Então todas riem animadas, deixando-me curiosa. E talvez elas tenham reparado nisso. 

— É um lugar para jovens. Velhas que fiquem em casa mofando!

Vacas! Após uma leve ofensa, diária e mental, pego o meu celular de dentro da bolsa e faço uma rápida pesquisa sobre o bar. Realmente é conhecido pelos homens bonitos e shows ao vivo. Até os funcionários também parecem ser bem bonitos. Vejo o meu reflexo no celular e não estou lá muito atraente, realmente, mas também não tenho ninguém me esperando em casa. Por que não ir a esse bar e apreciar um bom vinho ou uma boa música? Mesmo que nenhum cara se aproxime, não será uma viagem perdida.

Diana me olha, astuta como uma raposa, e me conhecendo muito bem, finge demência não comentando nada. Quando terminamos de comer e vamos pagar o que consumimos, viro para Diana. 

— O que acha de irmos ao bar? — pergunto como quem não quer nada, enquanto caminhamos para fora da cafeteria.

— Que bar? Aquele que as vag... — começa, mas se corrige, sorrindo maldosamente. — As pessoas distintas diziam? Não acha que é algum plano delas? — responde quando já estamos passando pela porta.

— Eu pesquisei, o bar existe realmente. Só têm bons comentários e não temos nada melhor para fazer, temos? — digo, tentando convencê-la, pois seria bem irresponsável da minha parte ir a um bar, sozinha e a noite. — Além disso... Além de roubar as funções na empresa, o que mais podem fazer? Me chamarem de velha e feia?

— Você tem vinte e nove anos, Nina. Isso não é ser velha. Não importa os padrões do mundo que você vê. Você não é velha — pondera, cansada de sempre me dizer a mesma coisa. — Olha, não vou. Tenho coisas para fazer em casa. Minha geladeira está vazia, e se eu for com você ao bar, amanhã nem café terei. Vou ficar de ressaca e sem café? Não, obrigada. 

Sinto-me desanimar porque ela não irá comigo. Já na rua, olho para o chão de paralelepípedo e reflito por um instante quando foi a última vez que fiz algo irresponsável. Simplesmente não consigo lembrar... Quer saber? Acompanhada ou não, irei a esse bar!

Vamos para casa conversando normalmente. Diana é minha vizinha. A traidora só se troca e vai ao mercado sem olhar para trás, enquanto eu tomo banho e me arrumo com esmero. Defino meus cachos, mas tento tirar um pouco do seu volume e coloco uma roupa leve. Apenas um vestido básico e um salto de cinco centímetros e está ótimo! 

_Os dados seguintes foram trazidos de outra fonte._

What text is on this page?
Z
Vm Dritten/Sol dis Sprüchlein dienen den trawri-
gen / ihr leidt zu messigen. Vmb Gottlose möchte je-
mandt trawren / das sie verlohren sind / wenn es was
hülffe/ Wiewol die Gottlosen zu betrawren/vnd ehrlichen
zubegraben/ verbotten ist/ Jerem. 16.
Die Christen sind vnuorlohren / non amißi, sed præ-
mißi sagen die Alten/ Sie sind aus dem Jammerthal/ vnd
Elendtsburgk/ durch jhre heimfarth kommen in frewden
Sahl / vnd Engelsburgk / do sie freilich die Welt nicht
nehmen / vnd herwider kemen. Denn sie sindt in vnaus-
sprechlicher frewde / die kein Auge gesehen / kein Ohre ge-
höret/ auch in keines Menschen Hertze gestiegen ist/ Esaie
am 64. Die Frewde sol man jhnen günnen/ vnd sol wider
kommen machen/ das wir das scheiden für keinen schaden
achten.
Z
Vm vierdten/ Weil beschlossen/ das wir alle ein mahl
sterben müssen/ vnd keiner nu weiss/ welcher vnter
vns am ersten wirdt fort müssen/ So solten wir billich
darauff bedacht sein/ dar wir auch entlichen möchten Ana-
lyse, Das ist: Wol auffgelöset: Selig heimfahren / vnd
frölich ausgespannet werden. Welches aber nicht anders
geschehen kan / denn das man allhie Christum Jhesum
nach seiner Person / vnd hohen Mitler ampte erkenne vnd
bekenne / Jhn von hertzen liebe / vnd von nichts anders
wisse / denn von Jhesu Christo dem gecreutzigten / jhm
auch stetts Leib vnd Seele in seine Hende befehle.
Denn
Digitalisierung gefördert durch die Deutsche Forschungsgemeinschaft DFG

É noite e o tempo está bom. Na rua está tudo tranquilo e ainda bem que não está vazia. Graças a Deus! Há alguns jovens acompanhados, outros não, em seus próprios mundos ou aproveitando a paisagem e o momento. Até alguns turistas com as suas esquisitices. Gente, por que tirar tanta foto? Quando tenho bons momentos sempre me esqueço do celular, ou lembro ocasionalmente apenas para ter a recordação. Noto até alguns casais de meia-idade aproveitando o frescor da noite para uma caminhada. Se estou nervosa em ir sozinha ao bar e por isso reparo tudo? Não, imagina. Com certeza! 

Chego ao bar rústico com blocos vermelhos, bem iluminado e bonito. Entro nele e vejo que é um lugar grande e agradável. Aconchegante até. Mesas de madeira, assim como as cadeiras, com um estofado vermelho e luminárias que vêm do teto dando um ar aconchegante. O balcão é bem iluminado, como se me convidasse a ir até ele. Noto um bonito barman, usando um rabo de cavalo baixo, secando um copo tranquilamente. Garçons equilibrando as suas bandejas, também lindos de morrer. Alguns com barba, outros não, de cabelos grandes e outros curtos, com expressões naturais de serem mais travessos ou mais comportados. Enfim, de fato lindos homens e para todos os gostos. Sejam clientes ou funcionários. Posso ver até mesmo alguns estrangeiros. 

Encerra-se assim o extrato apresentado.